But most of the action has come at the state level, where Republican-controlled governments have banned state pension funds from using ESG criteria, or investing or doing business with entities they see as boycotting fossil fuel or gunmaking companies.

  • In announcing investment restrictions, Florida Governor Ron DeSantis said that Wall Street firms were trying “to implement policies through the boardroom that Floridians reject at the ballot box”.

  • In October, 19 state attorneys general announced an investigation into the six largest US banks for joining a United Nations coalition whose members pledge to align their financing with net-zero emission goals, saying they may be violating consumer protection laws.

  • Republican-led Missouri and Louisiana pulled more than US$1.3 billion in state funds from BlackRock, the world’s largest asset manager and Wall Street’s biggest ESG champion.

  • There are also likely to be hearings on ESG on Capitol Hill.

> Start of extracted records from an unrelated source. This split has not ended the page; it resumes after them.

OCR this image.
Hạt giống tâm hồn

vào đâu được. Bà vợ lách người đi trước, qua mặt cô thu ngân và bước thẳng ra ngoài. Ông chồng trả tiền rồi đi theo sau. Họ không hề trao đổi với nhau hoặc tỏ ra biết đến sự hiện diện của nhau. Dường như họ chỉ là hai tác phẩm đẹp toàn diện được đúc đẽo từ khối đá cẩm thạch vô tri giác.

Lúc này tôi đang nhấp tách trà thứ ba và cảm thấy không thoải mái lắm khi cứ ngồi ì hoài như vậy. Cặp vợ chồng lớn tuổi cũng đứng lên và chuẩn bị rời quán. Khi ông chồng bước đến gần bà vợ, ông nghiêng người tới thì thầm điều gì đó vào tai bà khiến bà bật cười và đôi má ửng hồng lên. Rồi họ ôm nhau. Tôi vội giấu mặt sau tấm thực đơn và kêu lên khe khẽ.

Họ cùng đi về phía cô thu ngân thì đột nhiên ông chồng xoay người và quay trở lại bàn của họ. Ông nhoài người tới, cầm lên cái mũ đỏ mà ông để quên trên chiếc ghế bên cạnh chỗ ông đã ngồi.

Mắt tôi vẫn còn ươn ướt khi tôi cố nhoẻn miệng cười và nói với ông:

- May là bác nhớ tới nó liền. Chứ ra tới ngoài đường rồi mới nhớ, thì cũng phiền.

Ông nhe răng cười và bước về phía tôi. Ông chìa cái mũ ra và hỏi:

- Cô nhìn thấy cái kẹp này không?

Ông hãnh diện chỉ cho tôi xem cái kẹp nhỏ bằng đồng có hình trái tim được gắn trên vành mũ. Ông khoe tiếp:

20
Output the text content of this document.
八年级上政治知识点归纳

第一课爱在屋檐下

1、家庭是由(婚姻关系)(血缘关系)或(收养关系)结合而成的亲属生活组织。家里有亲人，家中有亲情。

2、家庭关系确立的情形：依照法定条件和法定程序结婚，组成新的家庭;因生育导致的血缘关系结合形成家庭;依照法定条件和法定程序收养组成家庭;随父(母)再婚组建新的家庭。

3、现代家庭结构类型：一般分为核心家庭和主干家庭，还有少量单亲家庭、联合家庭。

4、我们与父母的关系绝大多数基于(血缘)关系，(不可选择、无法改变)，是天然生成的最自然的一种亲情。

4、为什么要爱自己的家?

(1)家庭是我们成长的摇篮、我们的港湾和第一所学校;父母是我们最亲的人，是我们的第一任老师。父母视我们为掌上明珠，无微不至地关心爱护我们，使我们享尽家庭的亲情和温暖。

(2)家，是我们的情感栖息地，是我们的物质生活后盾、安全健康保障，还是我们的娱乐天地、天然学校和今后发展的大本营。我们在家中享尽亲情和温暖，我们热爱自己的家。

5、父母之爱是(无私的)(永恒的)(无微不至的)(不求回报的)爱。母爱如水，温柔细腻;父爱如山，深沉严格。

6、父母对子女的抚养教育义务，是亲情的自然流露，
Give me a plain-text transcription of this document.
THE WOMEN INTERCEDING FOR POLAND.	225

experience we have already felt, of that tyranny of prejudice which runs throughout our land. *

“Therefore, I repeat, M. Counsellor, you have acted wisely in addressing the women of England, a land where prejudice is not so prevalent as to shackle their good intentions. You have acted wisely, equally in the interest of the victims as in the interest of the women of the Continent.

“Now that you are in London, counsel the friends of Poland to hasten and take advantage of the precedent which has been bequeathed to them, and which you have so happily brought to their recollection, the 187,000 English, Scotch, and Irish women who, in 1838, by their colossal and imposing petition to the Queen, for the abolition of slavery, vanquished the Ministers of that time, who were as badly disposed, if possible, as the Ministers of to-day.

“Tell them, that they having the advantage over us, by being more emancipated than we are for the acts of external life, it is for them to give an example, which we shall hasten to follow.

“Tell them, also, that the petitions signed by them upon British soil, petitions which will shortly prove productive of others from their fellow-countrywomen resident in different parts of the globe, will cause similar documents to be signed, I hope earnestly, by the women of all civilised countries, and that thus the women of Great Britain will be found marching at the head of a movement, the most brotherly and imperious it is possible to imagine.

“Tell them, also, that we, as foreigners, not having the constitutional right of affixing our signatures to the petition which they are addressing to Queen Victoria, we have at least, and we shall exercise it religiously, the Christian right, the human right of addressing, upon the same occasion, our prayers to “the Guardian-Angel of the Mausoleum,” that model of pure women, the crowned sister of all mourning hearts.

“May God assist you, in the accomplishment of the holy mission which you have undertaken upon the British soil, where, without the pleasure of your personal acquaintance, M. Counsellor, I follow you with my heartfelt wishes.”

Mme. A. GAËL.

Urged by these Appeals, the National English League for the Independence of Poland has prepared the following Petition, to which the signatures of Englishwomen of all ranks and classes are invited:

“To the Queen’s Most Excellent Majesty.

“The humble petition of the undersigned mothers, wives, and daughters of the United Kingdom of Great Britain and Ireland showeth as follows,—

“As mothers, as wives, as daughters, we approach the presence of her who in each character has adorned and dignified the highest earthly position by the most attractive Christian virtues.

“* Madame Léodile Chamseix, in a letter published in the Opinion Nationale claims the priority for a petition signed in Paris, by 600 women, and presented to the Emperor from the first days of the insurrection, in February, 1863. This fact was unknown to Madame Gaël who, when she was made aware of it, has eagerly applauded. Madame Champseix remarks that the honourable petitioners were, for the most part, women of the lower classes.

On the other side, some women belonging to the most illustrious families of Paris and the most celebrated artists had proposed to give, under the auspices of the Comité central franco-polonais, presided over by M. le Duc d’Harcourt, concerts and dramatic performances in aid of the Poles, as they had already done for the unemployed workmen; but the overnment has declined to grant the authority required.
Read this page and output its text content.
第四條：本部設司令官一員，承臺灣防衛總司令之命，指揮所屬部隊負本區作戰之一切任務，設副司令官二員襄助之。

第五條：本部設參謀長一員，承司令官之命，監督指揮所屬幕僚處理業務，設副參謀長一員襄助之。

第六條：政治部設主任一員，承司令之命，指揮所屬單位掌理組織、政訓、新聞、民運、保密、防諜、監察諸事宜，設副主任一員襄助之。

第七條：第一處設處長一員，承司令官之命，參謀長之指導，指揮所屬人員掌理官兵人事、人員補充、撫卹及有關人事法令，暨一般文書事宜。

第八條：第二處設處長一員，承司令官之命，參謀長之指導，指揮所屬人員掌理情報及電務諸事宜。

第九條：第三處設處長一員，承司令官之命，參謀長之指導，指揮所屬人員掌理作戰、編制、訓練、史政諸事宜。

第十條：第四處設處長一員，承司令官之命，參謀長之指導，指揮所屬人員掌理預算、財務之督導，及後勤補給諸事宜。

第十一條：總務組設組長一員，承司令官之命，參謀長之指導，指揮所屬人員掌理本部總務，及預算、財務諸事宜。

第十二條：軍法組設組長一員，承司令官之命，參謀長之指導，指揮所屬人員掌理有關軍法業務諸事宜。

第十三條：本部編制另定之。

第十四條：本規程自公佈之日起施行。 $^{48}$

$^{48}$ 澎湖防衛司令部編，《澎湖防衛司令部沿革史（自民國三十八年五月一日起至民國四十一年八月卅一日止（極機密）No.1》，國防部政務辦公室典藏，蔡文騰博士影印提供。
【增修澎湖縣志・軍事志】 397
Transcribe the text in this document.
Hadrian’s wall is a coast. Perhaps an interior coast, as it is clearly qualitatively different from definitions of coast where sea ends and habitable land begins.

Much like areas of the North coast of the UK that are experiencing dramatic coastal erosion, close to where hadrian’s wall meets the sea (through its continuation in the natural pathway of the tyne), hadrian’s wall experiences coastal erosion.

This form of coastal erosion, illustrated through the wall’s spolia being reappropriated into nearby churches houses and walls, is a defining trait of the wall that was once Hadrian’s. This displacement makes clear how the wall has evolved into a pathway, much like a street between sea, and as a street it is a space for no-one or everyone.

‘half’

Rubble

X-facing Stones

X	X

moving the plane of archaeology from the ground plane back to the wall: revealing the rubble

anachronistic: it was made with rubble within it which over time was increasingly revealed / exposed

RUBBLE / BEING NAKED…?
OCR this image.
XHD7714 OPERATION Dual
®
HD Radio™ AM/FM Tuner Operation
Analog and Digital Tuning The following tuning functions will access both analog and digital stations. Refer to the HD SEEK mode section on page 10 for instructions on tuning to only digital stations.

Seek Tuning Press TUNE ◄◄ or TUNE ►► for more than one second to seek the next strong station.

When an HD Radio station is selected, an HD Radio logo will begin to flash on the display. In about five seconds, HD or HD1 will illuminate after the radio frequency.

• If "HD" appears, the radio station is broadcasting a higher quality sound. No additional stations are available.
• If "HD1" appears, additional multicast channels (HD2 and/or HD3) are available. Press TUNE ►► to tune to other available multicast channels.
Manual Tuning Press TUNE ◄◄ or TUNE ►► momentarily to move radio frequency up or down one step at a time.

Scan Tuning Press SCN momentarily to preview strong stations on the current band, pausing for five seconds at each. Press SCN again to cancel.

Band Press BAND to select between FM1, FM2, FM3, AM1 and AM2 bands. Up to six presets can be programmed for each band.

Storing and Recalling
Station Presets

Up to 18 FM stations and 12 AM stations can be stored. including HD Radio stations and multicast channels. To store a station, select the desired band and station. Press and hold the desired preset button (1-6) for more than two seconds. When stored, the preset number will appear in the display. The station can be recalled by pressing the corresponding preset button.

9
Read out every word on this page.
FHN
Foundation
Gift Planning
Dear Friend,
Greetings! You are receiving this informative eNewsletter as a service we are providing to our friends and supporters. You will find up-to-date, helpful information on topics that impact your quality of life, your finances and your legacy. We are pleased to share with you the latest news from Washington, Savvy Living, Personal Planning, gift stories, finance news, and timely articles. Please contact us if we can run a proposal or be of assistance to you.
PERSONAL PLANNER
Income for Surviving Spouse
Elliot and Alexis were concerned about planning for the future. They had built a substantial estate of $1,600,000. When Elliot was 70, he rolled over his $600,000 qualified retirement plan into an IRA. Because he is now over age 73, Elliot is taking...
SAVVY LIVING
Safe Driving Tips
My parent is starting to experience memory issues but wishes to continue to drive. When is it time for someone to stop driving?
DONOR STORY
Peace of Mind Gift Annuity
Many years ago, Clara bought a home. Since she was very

Representative Patrick McHenry, the top Republican on the House Financial Services Committee, said the panel plans to probe the issue in 2023 if his party wins control of the chamber in the 2022 midterm elections.

What have ESG funds said in response?

Some have criticised the Republican measures as anti-free market, saying they amounted to barring funds from pursuing investors’ economic preferences because of conservative political support for oil and gas (O&G). Using ESG factors, they said, actually helps them meet their fiduciary duties.

A study co-written by a Federal Reserve economist concluded that a 2021 Texas law barring the state from doing business with banks it sees as boycotting O&G companies will raise its borrowing costs by hundreds of millions of dollars.

BlackRock has defended its policies, arguing that “taking a forward-looking position” generates better long-term returns. At the same time, it has played up the fact that it is one of the world’s biggest energy investors, with more than US$100 billion in Texas companies, and is ExxonMobil’s second-largest shareholder with a stake of more than 6 per cent. 

What pressure is ESG facing from progressives?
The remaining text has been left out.